As banks seek to cross-sell more, they're also changing the way branches look, making them more warm and colorful, more open, less conservative and in some ways, more like hotel lobbies or boutiques.

BankUnited's new offices, for example, feature local art. In Miami Lakes, decorations include pictures of cows harkening to the days that dairy farms were located there, Parrish said.

Some banks are even rethinking branches more as community centers, opening their conference rooms to neighborhood groups or hosting community events in the evenings.

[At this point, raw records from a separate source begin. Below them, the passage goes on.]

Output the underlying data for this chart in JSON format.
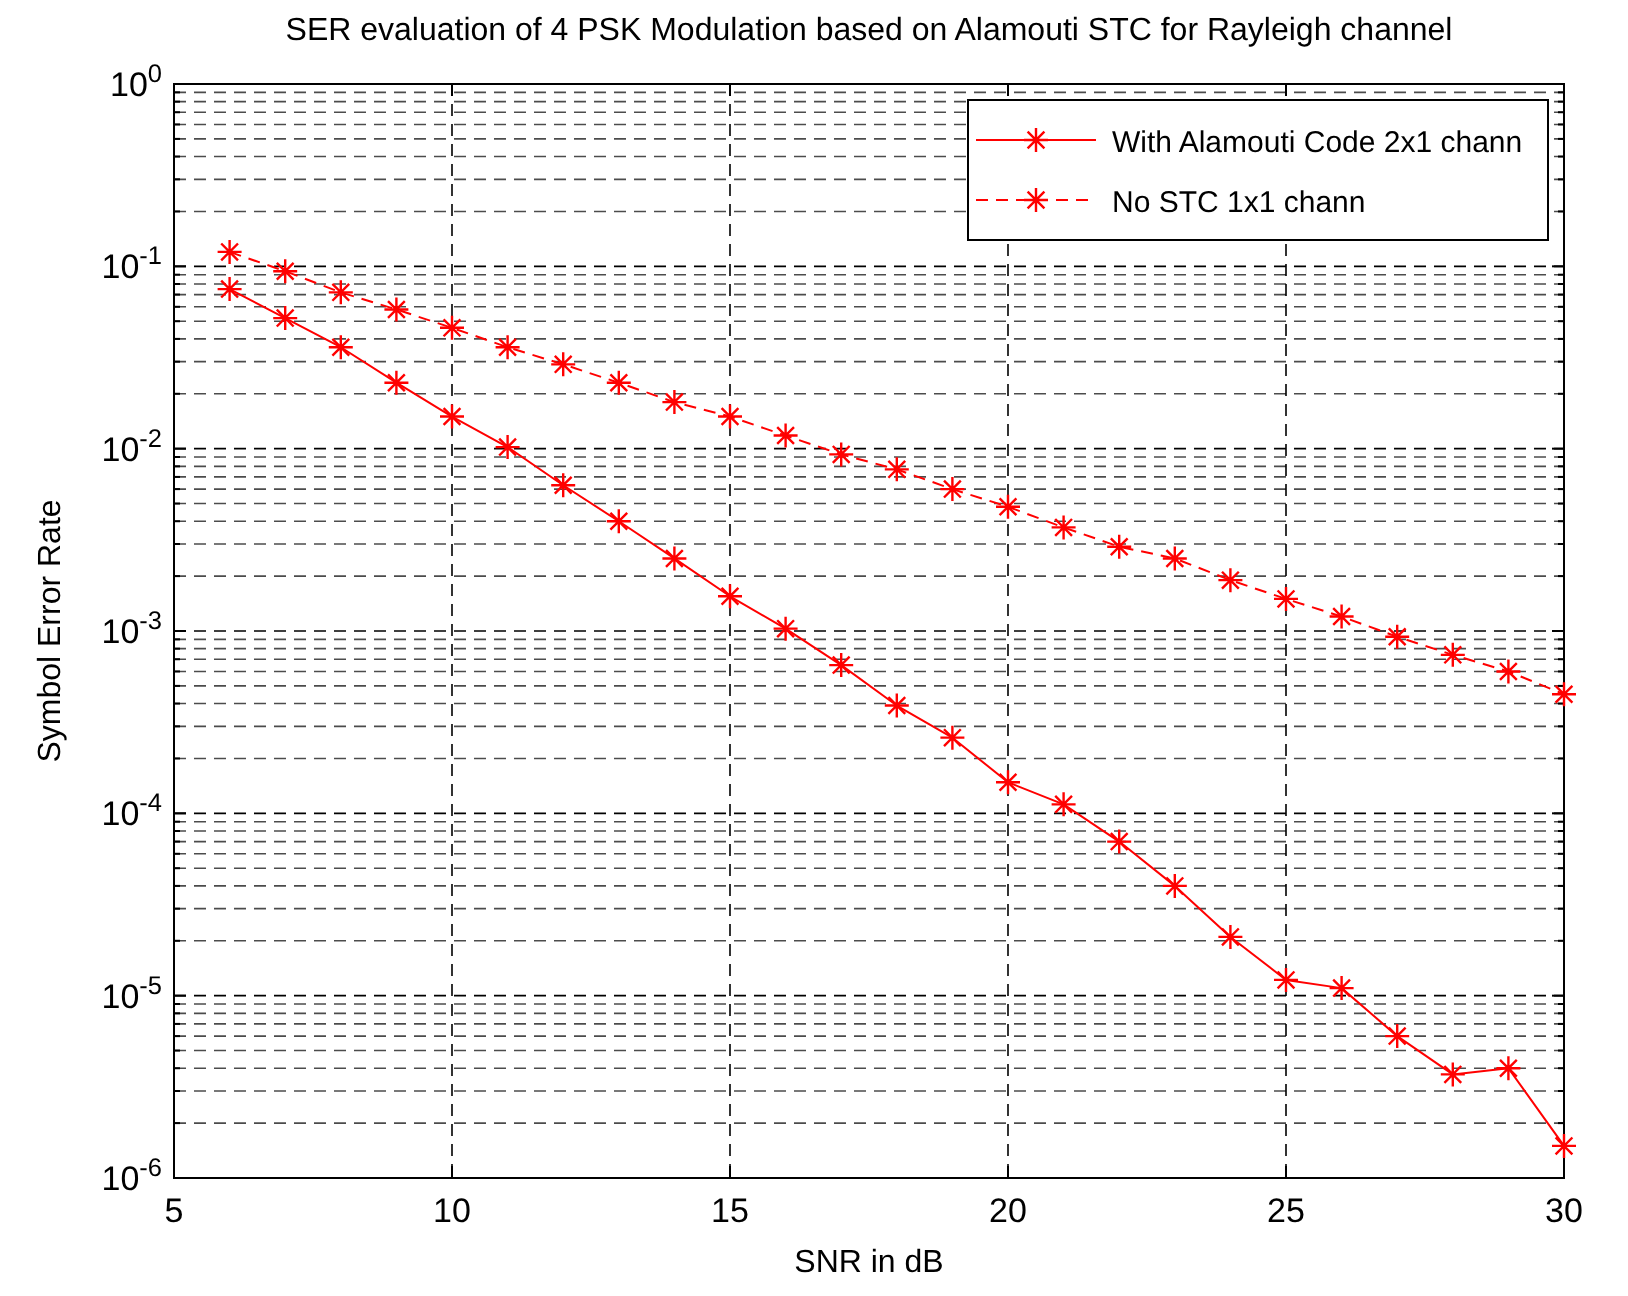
{
  "chart_data": {
    "type": "line",
    "title": "SER evaluation of 4 PSK Modulation based on Alamouti STC for Rayleigh channel",
    "xlabel": "SNR in dB",
    "ylabel": "Symbol Error Rate",
    "x": [
      6,
      7,
      8,
      9,
      10,
      11,
      12,
      13,
      14,
      15,
      16,
      17,
      18,
      19,
      20,
      21,
      22,
      23,
      24,
      25,
      26,
      27,
      28,
      29,
      30
    ],
    "series": [
      {
        "name": "With Alamouti Code 2x1 chann",
        "color": "#ff0000",
        "line_style": "solid",
        "values": [
          0.075,
          0.052,
          0.036,
          0.023,
          0.015,
          0.0102,
          0.0063,
          0.004,
          0.0025,
          0.00155,
          0.00103,
          0.00065,
          0.00039,
          0.00026,
          0.000148,
          0.000112,
          7e-05,
          4e-05,
          2.1e-05,
          1.22e-05,
          1.1e-05,
          6e-06,
          3.7e-06,
          4e-06,
          1.5e-06
        ]
      },
      {
        "name": "No STC 1x1 chann",
        "color": "#ff0000",
        "line_style": "dashed",
        "values": [
          0.12,
          0.094,
          0.072,
          0.058,
          0.046,
          0.036,
          0.029,
          0.023,
          0.018,
          0.015,
          0.0118,
          0.0093,
          0.0077,
          0.006,
          0.0048,
          0.0037,
          0.0029,
          0.0025,
          0.0019,
          0.0015,
          0.0012,
          0.00093,
          0.00074,
          0.0006,
          0.00045
        ]
      }
    ],
    "xlim": [
      5,
      30
    ],
    "xticks": [
      5,
      10,
      15,
      20,
      25,
      30
    ],
    "ylim": [
      1e-06,
      1
    ],
    "yticks": [
      {
        "value": 1e-06,
        "label": "10$^{-6}$"
      },
      {
        "value": 1e-05,
        "label": "10$^{-5}$"
      },
      {
        "value": 0.0001,
        "label": "10$^{-4}$"
      },
      {
        "value": 0.001,
        "label": "10$^{-3}$"
      },
      {
        "value": 0.01,
        "label": "10$^{-2}$"
      },
      {
        "value": 0.1,
        "label": "10$^{-1}$"
      },
      {
        "value": 1,
        "label": "10$^{0}$"
      }
    ],
    "log": "y",
    "grid": true,
    "legend": "top right",
    "marker": "cross"
  }
}
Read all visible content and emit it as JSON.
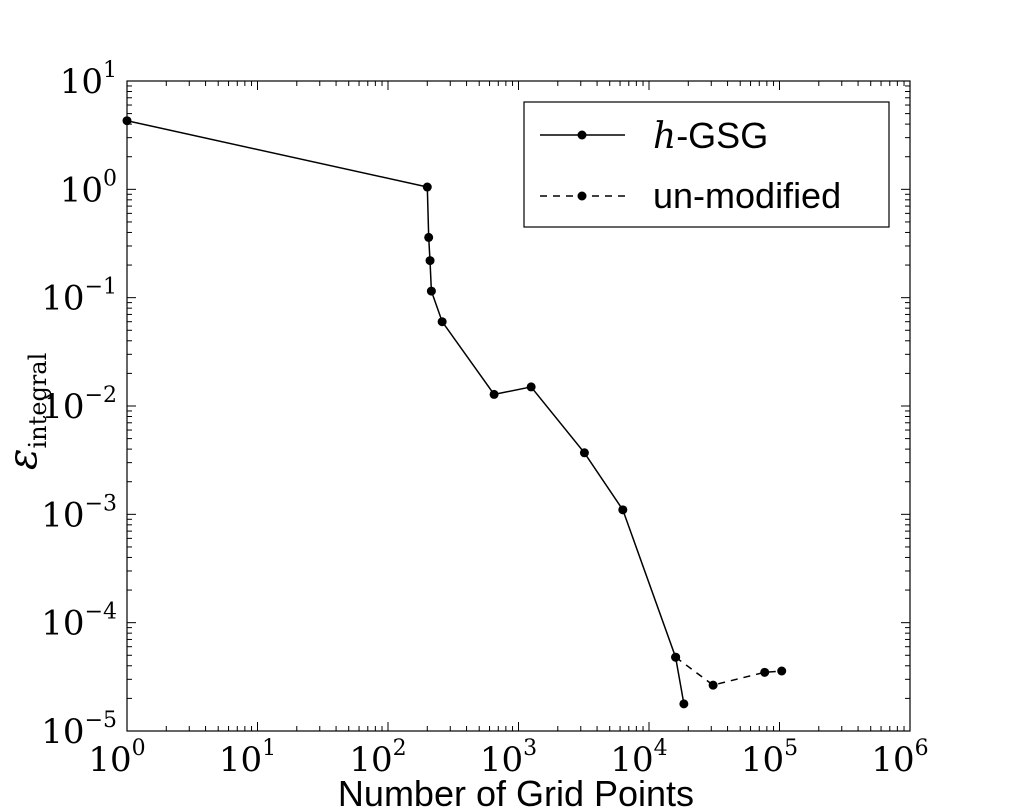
{
  "chart_data": {
    "type": "line",
    "title": "",
    "xlabel": "Number of Grid Points",
    "ylabel": {
      "main": "ε",
      "subscript": "integral"
    },
    "xscale": "log",
    "yscale": "log",
    "xlim": [
      1,
      1000000
    ],
    "ylim": [
      1e-05,
      10
    ],
    "x_ticks": [
      {
        "base": "10",
        "exp": "0",
        "value": 1
      },
      {
        "base": "10",
        "exp": "1",
        "value": 10
      },
      {
        "base": "10",
        "exp": "2",
        "value": 100
      },
      {
        "base": "10",
        "exp": "3",
        "value": 1000
      },
      {
        "base": "10",
        "exp": "4",
        "value": 10000
      },
      {
        "base": "10",
        "exp": "5",
        "value": 100000
      },
      {
        "base": "10",
        "exp": "6",
        "value": 1000000
      }
    ],
    "y_ticks": [
      {
        "base": "10",
        "exp": "1",
        "value": 10
      },
      {
        "base": "10",
        "exp": "0",
        "value": 1
      },
      {
        "base": "10",
        "exp": "−1",
        "value": 0.1
      },
      {
        "base": "10",
        "exp": "−2",
        "value": 0.01
      },
      {
        "base": "10",
        "exp": "−3",
        "value": 0.001
      },
      {
        "base": "10",
        "exp": "−4",
        "value": 0.0001
      },
      {
        "base": "10",
        "exp": "−5",
        "value": 1e-05
      }
    ],
    "grid": false,
    "legend_position": "top-right",
    "legend": [
      {
        "prefix": "h",
        "suffix": "-GSG",
        "style": "solid"
      },
      {
        "prefix": "",
        "suffix": "un-modified",
        "style": "dashed"
      }
    ],
    "series": [
      {
        "name": "h-GSG",
        "style": "solid",
        "color": "#000000",
        "x": [
          1,
          200,
          205,
          210,
          215,
          260,
          650,
          1250,
          3200,
          6300,
          16000,
          18500
        ],
        "y": [
          4.3,
          1.05,
          0.36,
          0.22,
          0.115,
          0.06,
          0.0128,
          0.015,
          0.0037,
          0.0011,
          4.8e-05,
          1.78e-05
        ]
      },
      {
        "name": "un-modified",
        "style": "dashed",
        "color": "#000000",
        "x": [
          16000,
          31000,
          77000,
          104000
        ],
        "y": [
          4.8e-05,
          2.65e-05,
          3.48e-05,
          3.58e-05
        ]
      }
    ]
  }
}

Umpqua Bank, based in Portland, Ore., for example, offers movie nights with popcorn and even sells CDs of local bands at its branches. Some branches feature a "Discover Wall" that showcases neighborhood events and opportunities for volunteering. The bank rejects the idea that branches are staid and acts more like a coffee house or retailer, said Greg McBride, senior financial analyst at financial website Bankrate.com.

But extra offerings, even in a convenient, attractive office, won't necessarily draw in more cash from all customers -- at least not for insurance adjuster Ron Brook, 52, of Fort Lauderdale. He prefers to keep his banking and financial investments separate. "I'd rather go to somebody dedicated to servicing my investments," said Brook.